TJ : Les algorithmes s’entraînent sur une base de données, représentative du passé. Ils associent les images d’infirmière à des femmes, les docteurs à des hommes, etc. La tech peut aussi être une arme en faveur de l’égalité. Ce sont donc les développeurs qui peuvent être pro-actifs, volontaristes et compenser les biais des bases de données et du deep-learning. Pour la sélection des jouets par exemple : l’algorithme va affecter les voitures aux garçons et les poupées aux filles mais en classant par thématique (explorateur/ exploratrice), on arrive, à travers cette curation, à supprimer des biais.



ME : Que signifie le mot sororité pour vous ?

VL : On insinue que les femmes ne seraient pas bienveillantes les unes à l’égard des autres : une imagerie sexiste du combat de femelles qui empêcherait la solidarité féminine. Cette petite musique me gêne. La sororité deviendra la norme quand on laissera les femmes faire, au fur et à mesure qu’elles se seront fait une plus grande place. Dans un environnement où 50% de la planète se partage 5% du pouvoir (États /grandes entreprises mondiales), solidarité et bienveillance ne vont pas forcément de soi. Du côté où le gâteau est plus grand, il est assez logique qu’ils se soutiennent plus naturellement.

TJ : Sista est la définition même de la sororité : des femmes qui ont décidé d’en aider d’autres et de faire front commun. Le nom vient de là : Sista, un cri de guerre pour s’unir et s’encourager. Il faut que nous nous entraidions toutes, et nous avons la chance d’avoir des sœurs ainées au sein du Collectif (Stéphane Pallez, Mercedes Erra, Françoise Mercadal-Delasalles, etc.).

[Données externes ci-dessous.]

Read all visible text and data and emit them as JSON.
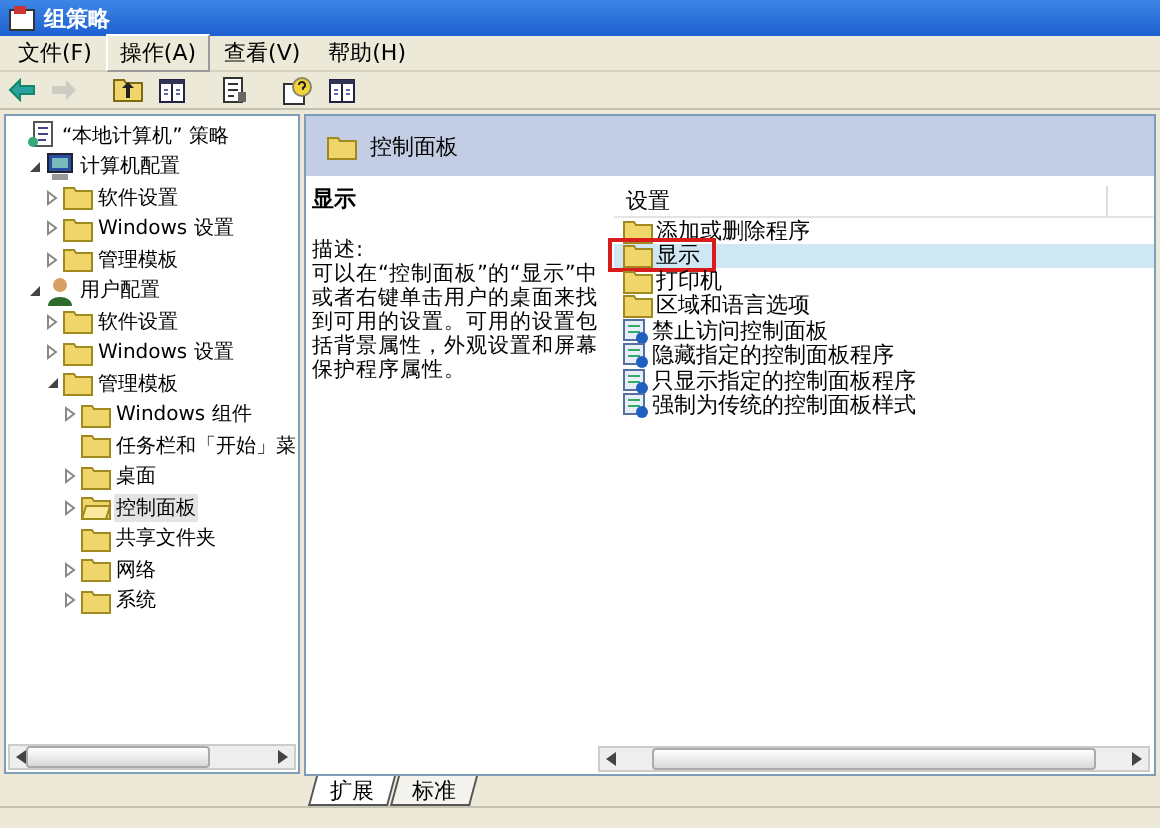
{
  "window": {
    "title": "组策略"
  },
  "menu": [
    {
      "label": "文件(F)",
      "selected": false
    },
    {
      "label": "操作(A)",
      "selected": true
    },
    {
      "label": "查看(V)",
      "selected": false
    },
    {
      "label": "帮助(H)",
      "selected": false
    }
  ],
  "toolbar": [
    {
      "kind": "back",
      "disabled": false
    },
    {
      "kind": "forward",
      "disabled": true
    },
    {
      "kind": "up",
      "disabled": false
    },
    {
      "kind": "pane",
      "disabled": false
    },
    {
      "kind": "properties",
      "disabled": false
    },
    {
      "kind": "help",
      "disabled": false
    },
    {
      "kind": "pane",
      "disabled": false
    }
  ],
  "tree": [
    {
      "label": "“本地计算机” 策略",
      "kind": "policy",
      "selected": false,
      "children": [
        {
          "label": "计算机配置",
          "kind": "computer",
          "selected": false,
          "expanded": true,
          "children": [
            {
              "label": "软件设置",
              "kind": "folder",
              "selected": false,
              "expanded": false
            },
            {
              "label": "Windows 设置",
              "kind": "folder",
              "selected": false,
              "expanded": false
            },
            {
              "label": "管理模板",
              "kind": "folder",
              "selected": false,
              "expanded": false
            }
          ]
        },
        {
          "label": "用户配置",
          "kind": "user",
          "selected": false,
          "expanded": true,
          "children": [
            {
              "label": "软件设置",
              "kind": "folder",
              "selected": false,
              "expanded": false
            },
            {
              "label": "Windows 设置",
              "kind": "folder",
              "selected": false,
              "expanded": false
            },
            {
              "label": "管理模板",
              "kind": "folder",
              "selected": false,
              "expanded": true,
              "children": [
                {
                  "label": "Windows 组件",
                  "kind": "folder",
                  "selected": false,
                  "expanded": false
                },
                {
                  "label": "任务栏和「开始」菜",
                  "kind": "folder",
                  "selected": false
                },
                {
                  "label": "桌面",
                  "kind": "folder",
                  "selected": false,
                  "expanded": false
                },
                {
                  "label": "控制面板",
                  "kind": "folder",
                  "selected": true,
                  "expanded": false
                },
                {
                  "label": "共享文件夹",
                  "kind": "folder",
                  "selected": false
                },
                {
                  "label": "网络",
                  "kind": "folder",
                  "selected": false,
                  "expanded": false
                },
                {
                  "label": "系统",
                  "kind": "folder",
                  "selected": false,
                  "expanded": false
                }
              ]
            }
          ]
        }
      ]
    }
  ],
  "details": {
    "header": "控制面板",
    "title": "显示",
    "description_label": "描述:",
    "description": "可以在“控制面板”的“显示”中或者右键单击用户的桌面来找到可用的设置。可用的设置包括背景属性，外观设置和屏幕保护程序属性。",
    "columns": [
      "设置"
    ],
    "rows": [
      {
        "label": "添加或删除程序",
        "kind": "folder",
        "selected": false,
        "annotated": false
      },
      {
        "label": "显示",
        "kind": "folder",
        "selected": true,
        "annotated": true
      },
      {
        "label": "打印机",
        "kind": "folder",
        "selected": false,
        "annotated": false
      },
      {
        "label": "区域和语言选项",
        "kind": "folder",
        "selected": false,
        "annotated": false
      },
      {
        "label": "禁止访问控制面板",
        "kind": "setting",
        "selected": false,
        "annotated": false
      },
      {
        "label": "隐藏指定的控制面板程序",
        "kind": "setting",
        "selected": false,
        "annotated": false
      },
      {
        "label": "只显示指定的控制面板程序",
        "kind": "setting",
        "selected": false,
        "annotated": false
      },
      {
        "label": "强制为传统的控制面板样式",
        "kind": "setting",
        "selected": false,
        "annotated": false
      }
    ]
  },
  "tabs": [
    {
      "label": "扩展",
      "selected": true
    },
    {
      "label": "标准",
      "selected": false
    }
  ]
}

ME : Quel est le futur de Sista ?

TJ : Nous avons 2 communautés (300 entrepreneures/300 investisseurs) qui visent l’émergence de leaders diversifiés et d’un écosystème tech global plus mixte. Nous stimulons les logiques de réseau. C’est crucial : on est très seules en tant qu’entrepreneures. Plus on est entourées, plus on va loin. La charte continue à circuler et à être signée plus largement. L’engagement s’étend au corporate venture capital : +/- 50 fonds vont s’engager. On poursuit avec la charte « accélérateurs » (ceux qui incubent les projets : accélérateurs d’écoles de commerce, de tech ou de communication mais aussi des incubateurs comme 50 partners spécialisé dans le early-stage).



ME : Quid des montants levés ?

VL : Les femmes lèvent moins pour plusieurs raisons. Columbia[2] a évalué que sur 1$ de différence de financement H/F, 65 cts sont à imputer au choix du secteur par les femmes (secteurs moins gourmands, plus low tech) et au fait que les femmes sont plus conservatrices. Les 35 cts restants sont à imputer aux préférences genrées des investisseurs.

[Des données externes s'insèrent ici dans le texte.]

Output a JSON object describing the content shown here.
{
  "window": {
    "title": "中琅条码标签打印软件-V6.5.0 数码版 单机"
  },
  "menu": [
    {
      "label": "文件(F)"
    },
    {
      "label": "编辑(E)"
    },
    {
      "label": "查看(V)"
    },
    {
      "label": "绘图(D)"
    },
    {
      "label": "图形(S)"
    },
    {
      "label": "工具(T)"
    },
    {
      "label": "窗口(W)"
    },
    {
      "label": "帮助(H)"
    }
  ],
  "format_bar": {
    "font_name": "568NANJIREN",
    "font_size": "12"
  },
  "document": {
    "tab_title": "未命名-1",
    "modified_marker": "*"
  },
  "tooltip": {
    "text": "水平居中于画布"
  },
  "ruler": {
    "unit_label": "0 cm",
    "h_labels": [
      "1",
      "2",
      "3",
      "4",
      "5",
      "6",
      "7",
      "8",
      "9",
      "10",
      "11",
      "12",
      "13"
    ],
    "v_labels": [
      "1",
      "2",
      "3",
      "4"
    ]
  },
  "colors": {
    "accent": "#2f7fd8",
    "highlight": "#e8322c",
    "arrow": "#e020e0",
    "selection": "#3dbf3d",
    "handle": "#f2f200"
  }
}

ME : Qu’avez-vous envie de dire aux hommes pour qu’ils foncent ?

VL : Qu’ils ont tout à y gagner. C’est un intérêt mutuel. Le monde va y gagner parce que l’égalité rend le monde meilleur. Enfermer les femmes dans les cases, c’est aussi enfermer les hommes.

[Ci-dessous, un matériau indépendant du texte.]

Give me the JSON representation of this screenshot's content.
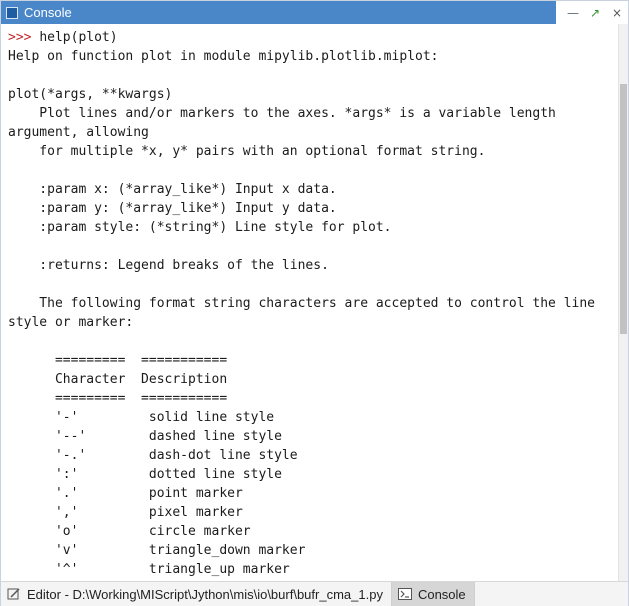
{
  "window": {
    "title": "Console",
    "buttons": {
      "minimize": "—",
      "restore": "↗",
      "close": "×"
    }
  },
  "console": {
    "lines": [
      {
        "prompt": ">>> ",
        "text": "help(plot)"
      },
      {
        "prompt": "",
        "text": "Help on function plot in module mipylib.plotlib.miplot:"
      },
      {
        "prompt": "",
        "text": ""
      },
      {
        "prompt": "",
        "text": "plot(*args, **kwargs)"
      },
      {
        "prompt": "",
        "text": "    Plot lines and/or markers to the axes. *args* is a variable length"
      },
      {
        "prompt": "",
        "text": "argument, allowing"
      },
      {
        "prompt": "",
        "text": "    for multiple *x, y* pairs with an optional format string."
      },
      {
        "prompt": "",
        "text": ""
      },
      {
        "prompt": "",
        "text": "    :param x: (*array_like*) Input x data."
      },
      {
        "prompt": "",
        "text": "    :param y: (*array_like*) Input y data."
      },
      {
        "prompt": "",
        "text": "    :param style: (*string*) Line style for plot."
      },
      {
        "prompt": "",
        "text": ""
      },
      {
        "prompt": "",
        "text": "    :returns: Legend breaks of the lines."
      },
      {
        "prompt": "",
        "text": ""
      },
      {
        "prompt": "",
        "text": "    The following format string characters are accepted to control the line"
      },
      {
        "prompt": "",
        "text": "style or marker:"
      },
      {
        "prompt": "",
        "text": ""
      },
      {
        "prompt": "",
        "text": "      =========  ==========="
      },
      {
        "prompt": "",
        "text": "      Character  Description"
      },
      {
        "prompt": "",
        "text": "      =========  ==========="
      },
      {
        "prompt": "",
        "text": "      '-'         solid line style"
      },
      {
        "prompt": "",
        "text": "      '--'        dashed line style"
      },
      {
        "prompt": "",
        "text": "      '-.'        dash-dot line style"
      },
      {
        "prompt": "",
        "text": "      ':'         dotted line style"
      },
      {
        "prompt": "",
        "text": "      '.'         point marker"
      },
      {
        "prompt": "",
        "text": "      ','         pixel marker"
      },
      {
        "prompt": "",
        "text": "      'o'         circle marker"
      },
      {
        "prompt": "",
        "text": "      'v'         triangle_down marker"
      },
      {
        "prompt": "",
        "text": "      '^'         triangle_up marker"
      }
    ]
  },
  "tabs": [
    {
      "label": "Editor - D:\\Working\\MIScript\\Jython\\mis\\io\\burf\\bufr_cma_1.py",
      "icon": "editor-icon",
      "active": false
    },
    {
      "label": "Console",
      "icon": "console-icon",
      "active": true
    }
  ]
}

TJ : En redéfinissant le pouvoir, on redéfinit la société. Une prise de position est demandée aux hommes. Nous avons besoin d’eux et ils un choix à faire : soit la protection de l’ordre établi rétrograde, soit une opportunité à saisir, celle de se réinventer. L’ambition s’apprend, le succès se travaille, l’égalité se construit ensemble.